Five enemies of Master Data Management
By Clinton Scott, Managing Director, TechSoft International
Pop Master Data Management (MDM) in your search engine and you will quickly unearth verbs such as uniformity, accuracy, stewardship, semantic consistency, and accountability. But, as anyone following the holy grail of MDM will tell you, the actual practice beyond the niceties in the verbiage, is fraught with implementation difficulties.
Many of your applications and systems were built with specific goals or functionalities in mind by their nature. It is the notion that "does not play well with others" that hinders the real value that can be derived from collating and streamlining your data.
After deciding to follow the MDM route in your business, it is as essential to know the challenges that lie ahead, as it is to keep your eye on the end goal. This article discusses five of the most common enemies that can unravel your efforts and turn an MDM implementation into a complete headache.
One: Little to no Business Engagement
If your business or users do not understand MDM or the goals you are trying to reach by adopting an MDM strategy or plan, the whole project will flop. Pooling your data assets for the greater good requires an overarching effort and a collective understanding. It is important to educate teams on why you are doing what you are doing, how you intend to do it, and when it will have the proposed impact.
By their nature MDM solutions can be clunky, which is in part why many of them fail, so also try and opt for a platform with attractive user interfaces and automated workflows that will then make it easier for your users to buy in to and use. This will elevate business engagement and oil the wheels of success.
Two: Outline short and long term goals
MDM will not happen overnight, in a week, or even a month. It is pretty standard for enterprise-scale MDM to be a multi-year journey as it is by no means a once-off event. If you have immediate needs, you must focus on those first to demonstrate a quick return on investment. You can then take the time to add aspects of the business to this journey and introduce new domains while you build your skills and reach for enterprise scale.
When looking for tools or platforms, make sure that you purchase a flexible multi-domain and multi-style solution where the vendor is committed to the future development of the solution. The last thing you need is to be halfway into a three-year journey to then find you have a platform that is no longer supported.
Three: Underestimating technical needs
This is implementation enemy number one. MDM is complex and requires a fair amount of understanding of, access to, and integration with data sources across your organisation. Today's modern digital and cloud-centric environment means that your IT systems and their associated data are distributed and span multiple repositories and locations.
Requiring your technical teams to continually build new models to get this data to come together is a behemoth and manual task. You can address this by purchasing agile data integration solutions that support these tasks' automation and ensure consistency in the end.
Four: Bad quality data
One could argue that bad quality data is the primary reason that MDM fails, but fixing this quality is also why it is needed. With MDM in play, you need to become more data disciplined and data-aware, because as you implement it, it will become abundantly clear as to why your data quality lacks lustre.
Striving for perfection will hold up the process, so it is better to aim for degrees of data efficacy.

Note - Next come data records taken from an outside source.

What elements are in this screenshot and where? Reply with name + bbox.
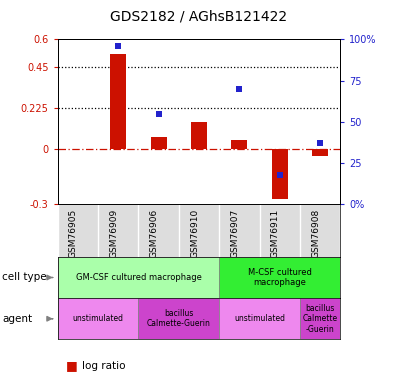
Text: bacillus
Calmette-Guerin: bacillus Calmette-Guerin [147, 309, 211, 328]
Text: GDS2182 / AGhsB121422: GDS2182 / AGhsB121422 [110, 9, 288, 23]
Text: cell type: cell type [2, 273, 47, 282]
Text: agent: agent [2, 314, 32, 324]
Bar [219, 257, 340, 298]
Bar [231, 140, 248, 149]
Text: GSM76909: GSM76909 [109, 209, 118, 258]
Text: log ratio: log ratio [82, 361, 125, 370]
Text: GSM76908: GSM76908 [311, 209, 320, 258]
Bar [312, 149, 328, 156]
Text: GSM76905: GSM76905 [69, 209, 78, 258]
Bar [110, 54, 126, 149]
Bar [58, 257, 219, 298]
Text: bacillus
Calmette
-Guerin: bacillus Calmette -Guerin [302, 304, 338, 334]
Bar [139, 298, 219, 339]
Bar [300, 298, 340, 339]
Bar [191, 122, 207, 149]
Text: GSM76911: GSM76911 [271, 209, 280, 258]
Text: M-CSF cultured
macrophage: M-CSF cultured macrophage [248, 268, 312, 287]
Text: GSM76906: GSM76906 [150, 209, 159, 258]
Bar [58, 298, 139, 339]
Bar [150, 136, 167, 149]
Text: ■: ■ [66, 359, 78, 372]
Text: GM-CSF cultured macrophage: GM-CSF cultured macrophage [76, 273, 201, 282]
Text: unstimulated: unstimulated [72, 314, 123, 323]
Text: unstimulated: unstimulated [234, 314, 285, 323]
Bar [219, 298, 300, 339]
Text: GSM76907: GSM76907 [230, 209, 239, 258]
Bar [272, 149, 288, 199]
Text: GSM76910: GSM76910 [190, 209, 199, 258]
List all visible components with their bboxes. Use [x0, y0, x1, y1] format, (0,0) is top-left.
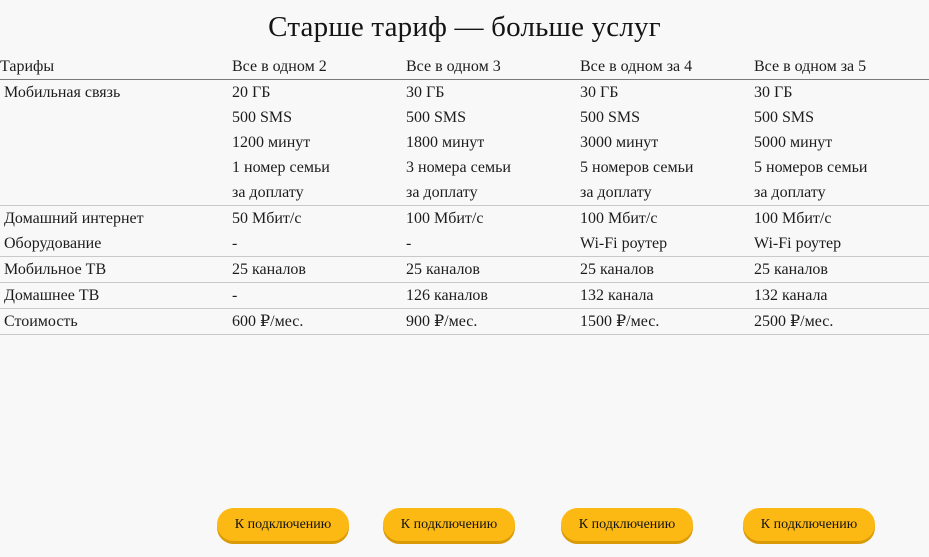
cell-line: 50 Мбит/с	[232, 210, 302, 227]
table-header: Тарифы Все в одном 2 Все в одном 3 Все в…	[0, 54, 929, 80]
tariff-comparison-table: Тарифы Все в одном 2 Все в одном 3 Все в…	[0, 54, 929, 335]
cell-line: 100 Мбит/с	[406, 210, 484, 227]
connect-button-plan-1[interactable]: К подключению	[216, 508, 350, 541]
row-label-mobile: Мобильная связь	[4, 84, 121, 101]
cell-line: 5000 минут	[754, 134, 833, 151]
cell-home-tv-plan-4: 132 канала	[754, 283, 929, 309]
cta-slot-plan-3: К подключению	[540, 508, 714, 541]
cell-line: 30 ГБ	[754, 84, 793, 101]
cell-line: за доплату	[232, 184, 304, 201]
table-header-row: Тарифы Все в одном 2 Все в одном 3 Все в…	[0, 54, 929, 80]
cell-line: 1800 минут	[406, 134, 485, 151]
cell-line: 3 номера семьи	[406, 159, 511, 176]
page-title: Старше тариф — больше услуг	[268, 11, 661, 43]
table-row: Домашний интернет Оборудование 50 Мбит/с…	[0, 206, 929, 257]
table-row: Стоимость 600 ₽/мес. 900 ₽/мес. 1500 ₽/м…	[0, 309, 929, 335]
table-row: Домашнее ТВ - 126 каналов 132 канала 132…	[0, 283, 929, 309]
cell-line: 132 канала	[754, 287, 828, 304]
cell-internet-plan-4: 100 Мбит/с Wi-Fi роутер	[754, 206, 929, 257]
cell-home-tv-plan-2: 126 каналов	[406, 283, 580, 309]
cell-line: 500 SMS	[754, 109, 815, 126]
row-label-home-tv: Домашнее ТВ	[4, 287, 100, 304]
cell-line: 25 каналов	[580, 261, 654, 278]
cell-mobile-tv-plan-3: 25 каналов	[580, 257, 754, 283]
cell-line: Wi-Fi роутер	[580, 235, 668, 252]
cell-line: 25 каналов	[232, 261, 306, 278]
cell-line: 900 ₽/мес.	[406, 313, 478, 330]
cell-line: 100 Мбит/с	[580, 210, 658, 227]
cell-line: 500 SMS	[406, 109, 467, 126]
connect-button-plan-2[interactable]: К подключению	[382, 508, 516, 541]
cell-line: 3000 минут	[580, 134, 659, 151]
cell-line: Wi-Fi роутер	[754, 235, 842, 252]
cell-line: 1200 минут	[232, 134, 311, 151]
cell-line: 30 ГБ	[580, 84, 619, 101]
cell-line: за доплату	[406, 184, 478, 201]
cell-mobile-plan-2: 30 ГБ 500 SMS 1800 минут 3 номера семьи …	[406, 80, 580, 206]
column-header-plan-1: Все в одном 2	[232, 58, 327, 75]
cell-line: 1 номер семьи	[232, 159, 330, 176]
cell-line: за доплату	[580, 184, 652, 201]
cta-slot-plan-4: К подключению	[722, 508, 896, 541]
cell-line: 500 SMS	[232, 109, 293, 126]
cell-line: 132 канала	[580, 287, 654, 304]
column-header-plan-2: Все в одном 3	[406, 58, 501, 75]
cta-button-row: К подключению К подключению К подключени…	[0, 508, 929, 557]
cell-price-plan-4: 2500 ₽/мес.	[754, 309, 929, 335]
column-header-plan-3: Все в одном за 4	[580, 58, 693, 75]
connect-button-plan-3[interactable]: К подключению	[560, 508, 694, 541]
cell-internet-plan-3: 100 Мбит/с Wi-Fi роутер	[580, 206, 754, 257]
cell-internet-plan-1: 50 Мбит/с -	[232, 206, 406, 257]
cell-line: 600 ₽/мес.	[232, 313, 304, 330]
cell-line: 100 Мбит/с	[754, 210, 832, 227]
row-label-line: Оборудование	[4, 235, 102, 252]
cell-mobile-plan-4: 30 ГБ 500 SMS 5000 минут 5 номеров семьи…	[754, 80, 929, 206]
row-label-line: Домашний интернет	[4, 210, 144, 227]
row-label-mobile-tv: Мобильное ТВ	[4, 261, 107, 278]
cell-line: -	[232, 287, 238, 304]
cell-mobile-plan-3: 30 ГБ 500 SMS 3000 минут 5 номеров семьи…	[580, 80, 754, 206]
cell-line: -	[406, 235, 412, 252]
cell-line: 25 каналов	[754, 261, 828, 278]
table-body: Мобильная связь 20 ГБ 500 SMS 1200 минут…	[0, 80, 929, 335]
column-header-plan-4: Все в одном за 5	[754, 58, 867, 75]
cell-home-tv-plan-3: 132 канала	[580, 283, 754, 309]
cell-line: за доплату	[754, 184, 826, 201]
cell-mobile-plan-1: 20 ГБ 500 SMS 1200 минут 1 номер семьи з…	[232, 80, 406, 206]
cell-line: 5 номеров семьи	[580, 159, 694, 176]
cell-internet-plan-2: 100 Мбит/с -	[406, 206, 580, 257]
cell-line: 2500 ₽/мес.	[754, 313, 834, 330]
cell-line: 126 каналов	[406, 287, 488, 304]
cta-slot-plan-2: К подключению	[362, 508, 536, 541]
column-header-label: Тарифы	[0, 58, 55, 75]
table-row: Мобильная связь 20 ГБ 500 SMS 1200 минут…	[0, 80, 929, 206]
row-label-internet: Домашний интернет Оборудование	[0, 206, 232, 257]
cell-line: 1500 ₽/мес.	[580, 313, 660, 330]
cell-line: 25 каналов	[406, 261, 480, 278]
cell-line: 30 ГБ	[406, 84, 445, 101]
cell-mobile-tv-plan-1: 25 каналов	[232, 257, 406, 283]
cell-home-tv-plan-1: -	[232, 283, 406, 309]
cell-line: -	[232, 235, 238, 252]
row-label-price: Стоимость	[4, 313, 78, 330]
cell-price-plan-2: 900 ₽/мес.	[406, 309, 580, 335]
cell-line: 500 SMS	[580, 109, 641, 126]
cell-mobile-tv-plan-2: 25 каналов	[406, 257, 580, 283]
cell-line: 5 номеров семьи	[754, 159, 868, 176]
cta-slot-plan-1: К подключению	[196, 508, 370, 541]
cell-line: 20 ГБ	[232, 84, 271, 101]
table-row: Мобильное ТВ 25 каналов 25 каналов 25 ка…	[0, 257, 929, 283]
cell-mobile-tv-plan-4: 25 каналов	[754, 257, 929, 283]
cell-price-plan-3: 1500 ₽/мес.	[580, 309, 754, 335]
cell-price-plan-1: 600 ₽/мес.	[232, 309, 406, 335]
connect-button-plan-4[interactable]: К подключению	[742, 508, 876, 541]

The quality of subsets of data can be worked on later, dependant on their overall significance, or you can change the process by which data assets are stored or collated in time. But to give your MDM project a head start, strive for efficacy as opposed to data perfection.
Five: Overlooking Compliance
Ensuring data compliance is oftentimes the primary reason that organisations elect to deploy MDM. Especially as customer, employee, and product master data are central to the accuracy of audits and reports. Failure is not an option, and collaboration between departments is key. There is a process that will help you meet compliance obligations. It starts with bringing together business users who understand regulatory requirements, engineers who can transform these requirements into master data assets, and lastly data stewards to perform ongoing quality control.

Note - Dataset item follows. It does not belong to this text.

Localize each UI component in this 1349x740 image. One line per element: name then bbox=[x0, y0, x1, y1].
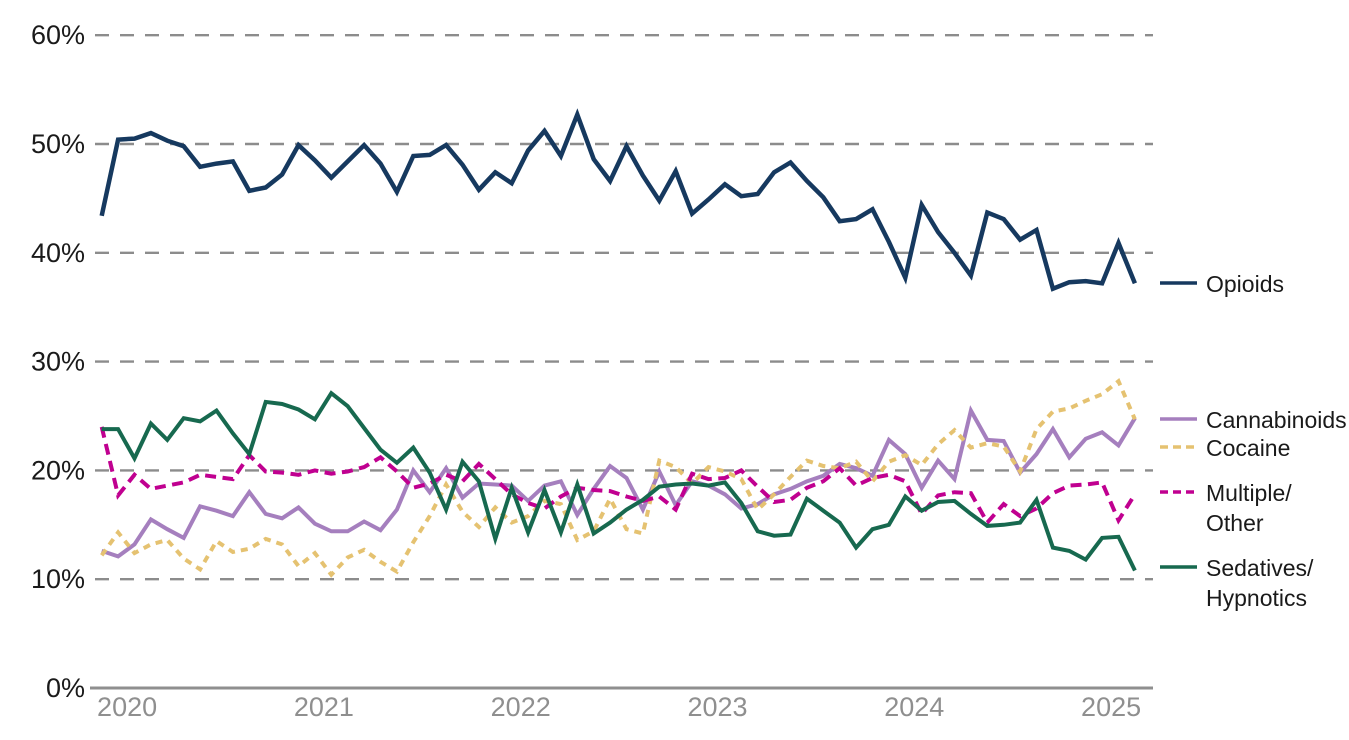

In our experience, customers are often so daunted by MDM that they continually put it on the backburner. But it needn't be a monstrous task if you focus on your immediate needs and allow it to evolve with your business. If you require to improve your reference data quality, then start there and let your MDM solution develop. When in place having a single point of truth for your data assets will prove to be invaluable in the quest for continual business reinvention.